Urothelial Bladder Cancer Urinary Biomarkers.

作者信息

Noon Aidan P, Zlotta Alexandre R

机构信息

The University of Toronto, Department of Surgery, Division of Urology, Toronto, Ontario; Princess Margaret Cancer Hospital, Department of Surgical Oncology, Division of Urology, Toronto, Ontario.

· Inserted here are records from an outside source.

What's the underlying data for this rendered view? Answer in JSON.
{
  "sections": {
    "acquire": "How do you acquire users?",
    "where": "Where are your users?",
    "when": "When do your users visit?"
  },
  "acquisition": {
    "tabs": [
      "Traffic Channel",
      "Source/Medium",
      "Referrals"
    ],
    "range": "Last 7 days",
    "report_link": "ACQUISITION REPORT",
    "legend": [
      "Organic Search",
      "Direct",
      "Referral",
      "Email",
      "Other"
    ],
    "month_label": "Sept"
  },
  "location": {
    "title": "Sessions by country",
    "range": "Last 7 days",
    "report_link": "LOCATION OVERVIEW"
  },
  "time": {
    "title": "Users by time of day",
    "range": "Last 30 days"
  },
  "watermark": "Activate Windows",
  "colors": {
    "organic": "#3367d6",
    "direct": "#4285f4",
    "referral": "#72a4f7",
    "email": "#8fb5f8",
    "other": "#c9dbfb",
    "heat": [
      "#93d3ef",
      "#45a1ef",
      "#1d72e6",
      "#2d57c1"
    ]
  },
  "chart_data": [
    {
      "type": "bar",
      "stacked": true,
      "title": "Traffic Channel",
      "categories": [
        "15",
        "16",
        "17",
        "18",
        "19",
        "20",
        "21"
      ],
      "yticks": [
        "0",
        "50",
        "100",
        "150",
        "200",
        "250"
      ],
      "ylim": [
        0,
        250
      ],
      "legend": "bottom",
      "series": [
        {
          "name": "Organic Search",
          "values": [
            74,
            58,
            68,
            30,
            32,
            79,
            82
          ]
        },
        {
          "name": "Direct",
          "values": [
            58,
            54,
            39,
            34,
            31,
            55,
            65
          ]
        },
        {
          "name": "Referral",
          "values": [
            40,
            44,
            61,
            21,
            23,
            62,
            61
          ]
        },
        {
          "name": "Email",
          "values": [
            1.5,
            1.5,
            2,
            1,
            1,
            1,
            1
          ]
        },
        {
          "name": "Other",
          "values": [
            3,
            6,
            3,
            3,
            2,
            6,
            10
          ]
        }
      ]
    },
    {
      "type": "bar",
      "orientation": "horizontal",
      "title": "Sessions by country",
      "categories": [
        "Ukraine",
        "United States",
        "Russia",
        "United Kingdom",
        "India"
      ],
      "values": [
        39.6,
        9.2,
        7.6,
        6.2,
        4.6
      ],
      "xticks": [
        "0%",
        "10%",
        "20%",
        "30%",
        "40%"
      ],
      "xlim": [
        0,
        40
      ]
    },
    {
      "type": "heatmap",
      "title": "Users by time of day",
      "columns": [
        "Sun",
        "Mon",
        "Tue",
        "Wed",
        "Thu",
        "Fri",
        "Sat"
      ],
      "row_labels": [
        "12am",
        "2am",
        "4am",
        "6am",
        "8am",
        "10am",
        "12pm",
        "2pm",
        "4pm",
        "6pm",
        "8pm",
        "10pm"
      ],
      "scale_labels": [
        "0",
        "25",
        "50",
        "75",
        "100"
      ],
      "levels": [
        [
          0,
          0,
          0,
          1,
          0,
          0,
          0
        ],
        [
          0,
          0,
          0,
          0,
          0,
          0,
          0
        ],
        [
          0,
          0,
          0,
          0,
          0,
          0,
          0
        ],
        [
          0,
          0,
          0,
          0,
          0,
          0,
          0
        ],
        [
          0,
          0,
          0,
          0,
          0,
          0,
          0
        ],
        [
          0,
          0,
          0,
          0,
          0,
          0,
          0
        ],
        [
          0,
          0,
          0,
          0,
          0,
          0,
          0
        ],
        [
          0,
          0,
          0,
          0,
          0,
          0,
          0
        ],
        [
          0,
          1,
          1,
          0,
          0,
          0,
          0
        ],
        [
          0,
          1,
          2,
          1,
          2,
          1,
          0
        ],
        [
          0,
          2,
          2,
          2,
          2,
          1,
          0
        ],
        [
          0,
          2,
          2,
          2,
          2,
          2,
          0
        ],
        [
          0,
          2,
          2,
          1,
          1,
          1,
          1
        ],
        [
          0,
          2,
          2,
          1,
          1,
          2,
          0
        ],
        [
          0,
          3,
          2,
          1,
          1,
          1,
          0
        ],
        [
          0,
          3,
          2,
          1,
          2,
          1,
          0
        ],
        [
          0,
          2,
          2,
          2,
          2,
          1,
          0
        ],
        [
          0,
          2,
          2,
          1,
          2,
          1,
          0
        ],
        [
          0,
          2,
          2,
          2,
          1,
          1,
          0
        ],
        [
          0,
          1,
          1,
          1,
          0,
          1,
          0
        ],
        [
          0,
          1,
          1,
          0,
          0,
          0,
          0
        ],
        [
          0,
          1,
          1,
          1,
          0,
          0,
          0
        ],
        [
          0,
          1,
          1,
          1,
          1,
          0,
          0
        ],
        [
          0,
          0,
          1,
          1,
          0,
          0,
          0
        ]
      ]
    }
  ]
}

The University of Toronto, Department of Surgery, Division of Urology, Toronto, Ontario; Princess Margaret Cancer Hospital, Department of Surgical Oncology, Division of Urology, Toronto, Ontario; Mount Sinai Hospital, Department of Urology, Department of Surgery, Division of Urology, Toronto, Ontario.

出版信息

EJIFCC. 2014 Apr 28;25(1):99-114. eCollection 2014 Apr.

Abstract

Urothelial bladder cancer is the fourth most prevalent male malignancy in the United States and also one of the ten most lethal. Superficial or non-muscle-invasive bladder cancer has a high rate of recurrence and can progress to muscle invasive disease. Conventional surveillance requires regular cystoscopy and is used often with urinary cytology. Unfortunately, the cystoscopy procedure is invasive for patients and costly for health care providers. Urinary biomarkers have the potential to improve bladder cancer diagnosis, the efficiency and also the cost-effectiveness of follow up. It may also be possible for urinary biomarkers to help prognosticate particularly for patients with high-grade bladder cancer who may want enhanced assessment of their risk of disease progression. In this review the important historical urinary biomarkers and the newly emerging biomarkers are discussed. As will be presented, although many of the tests have good performance characteristics, unfortunately no single test can fulfill all the roles currently provided by cystoscopy and cytology. It is likely that in the future, urinary biomarker testing will be used selectively in a personalized manner to try and improve prognostication or reduce the necessity for invasive cystoscopy in patients understanding the limits of the test.

摘要

尿路上皮膀胱癌是美国男性中第四大常见恶性肿瘤,也是十大最致命的恶性肿瘤之一。浅表性或非肌层浸润性膀胱癌复发率高,可进展为肌层浸润性疾病。传统监测需要定期进行膀胱镜检查,且常与尿液细胞学检查一起使用。不幸的是,膀胱镜检查对患者来说具有侵入性,对医疗服务提供者来说成本高昂。尿液生物标志物有潜力改善膀胱癌的诊断、随访效率以及成本效益。尿液生物标志物还有可能帮助进行预后评估,特别是对于那些可能希望加强对疾病进展风险评估的高级别膀胱癌患者。在这篇综述中,将讨论重要的历史尿液生物标志物和新出现的生物标志物。正如将要展示的那样,尽管许多检测具有良好的性能特征,但不幸的是,没有单一检测能够完成目前膀胱镜检查和细胞学检查所发挥的所有作用。未来,尿液生物标志物检测可能会以个性化方式有选择地使用,以尝试改善预后或减少患者进行侵入性膀胱镜检查的必要性,同时让患者了解检测的局限性。